I still can't quite believe how much I've managed to achieve in this short time, and undoubtedly many of you have helped with your perspective and motivational optimism.
When I first clearly and unambiguously realised I was transgender some 20 years ago, the world was a much darker place for us. It scared me enough to paralyse me into inaction for two decades. When I reflect on how far we have come as a collective, we are light years ahead. Forums such as Susan's practically didn't exist all those years ago, and many of us were condemned to deal with the complexity of our lives without help or support. In this sense at least, useful advice is now just a few mouse clicks away, and people like us don't need to spend a lifetime considering that we are abnormal because of how we think and feel about ourselves.
I hope that my time on the forum has helped some people with direction and perspective during their journeys.

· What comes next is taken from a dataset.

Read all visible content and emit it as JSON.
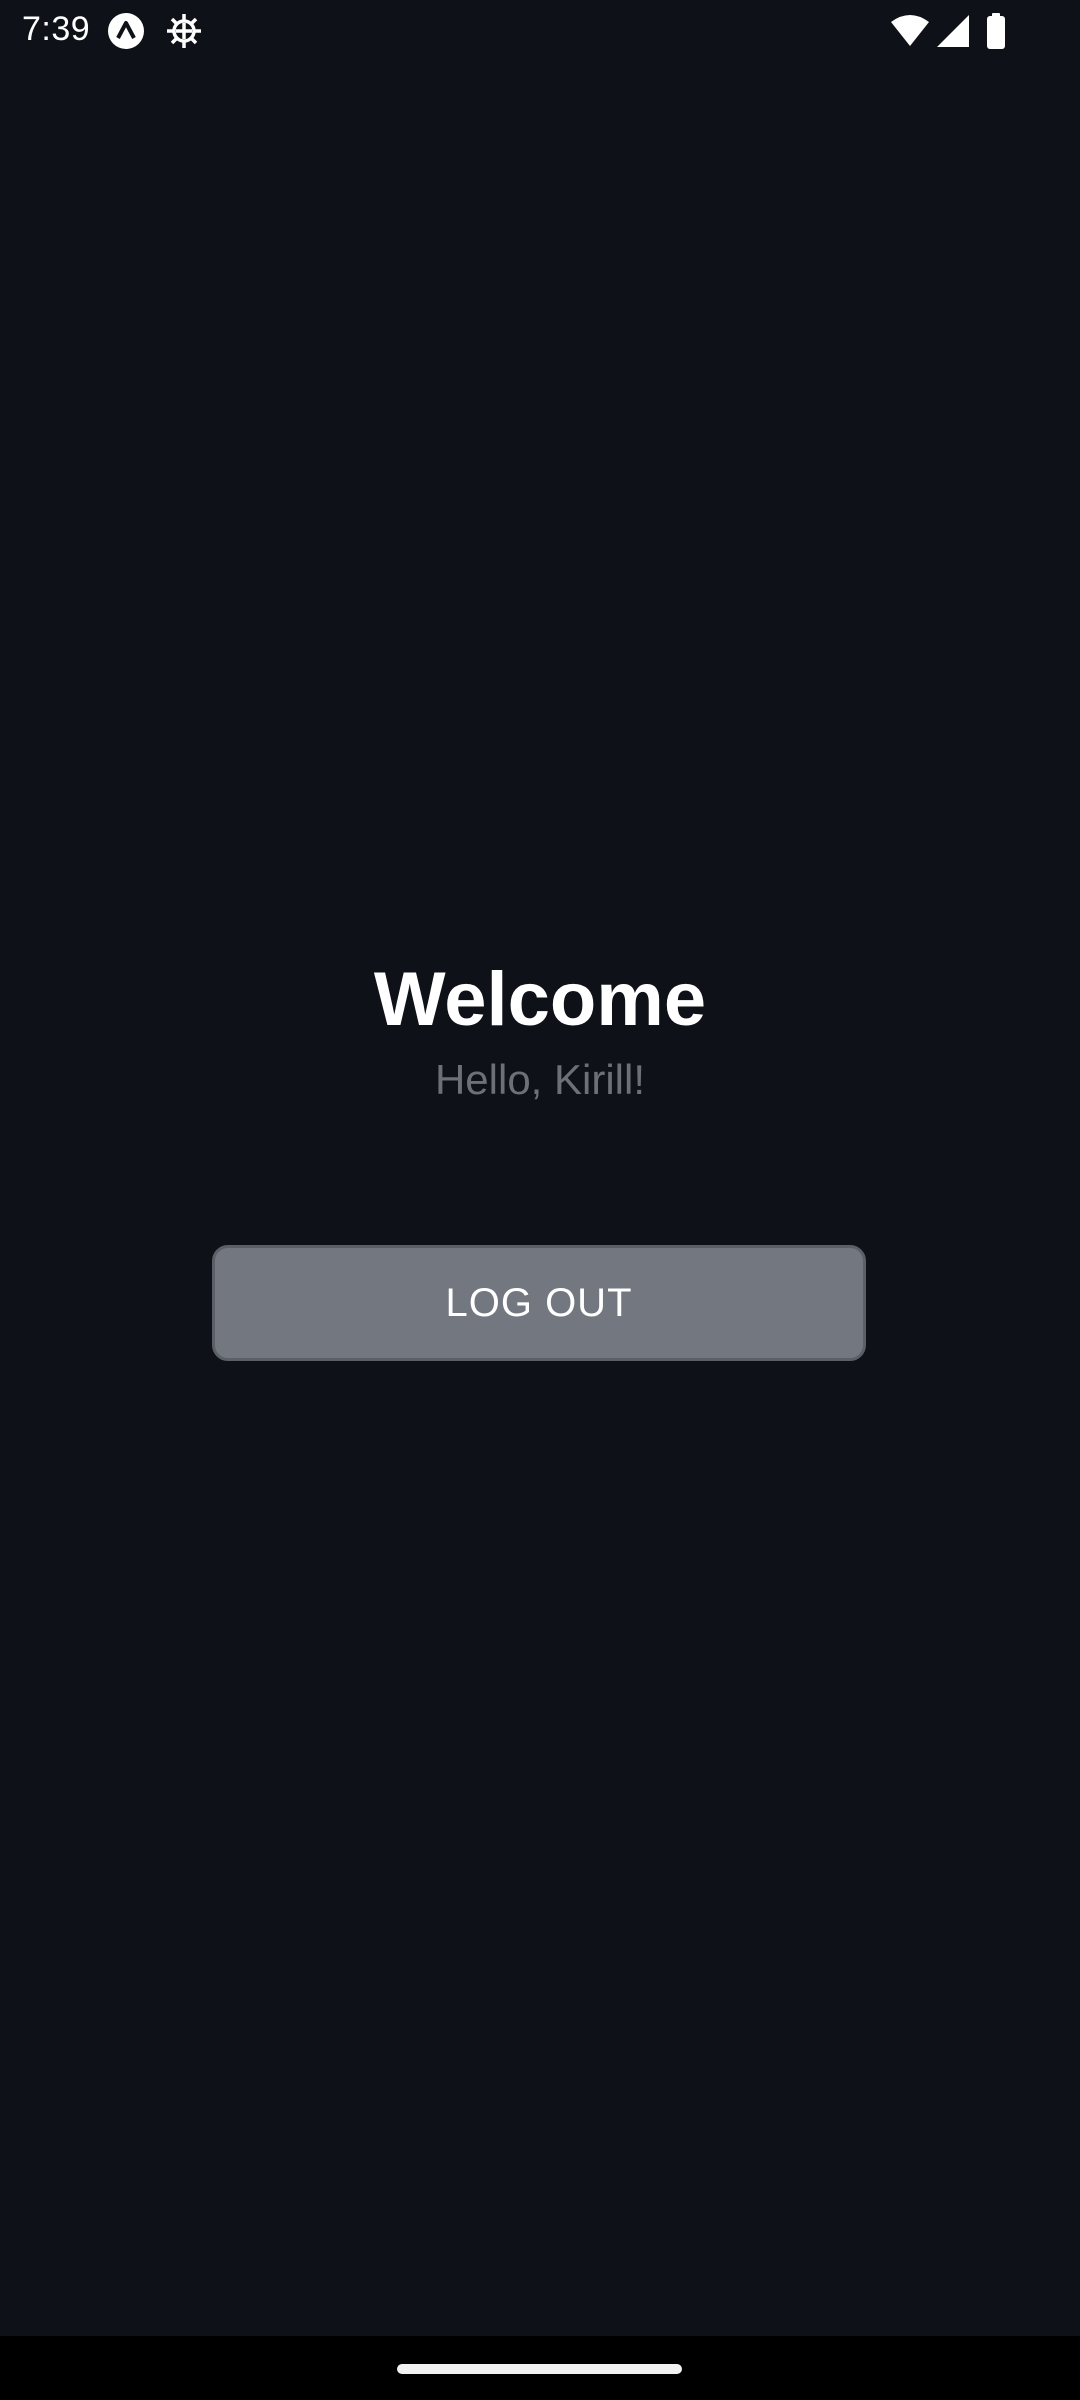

I now stand at a crossroads I didn't really ever expect: whether to blend in and disappear, or to be visible and provide help, support and outreach in my city and country, where much work remains. Morally and personally I don't think that I can remain passive, and I hope that, after my SRS, I will be able to begin a project with an existing entity to provide vastly improved resources, support and education.
In a few days I will be closing my account, but before this I want to thank you all, especially Susan, for your friendship and kind advice.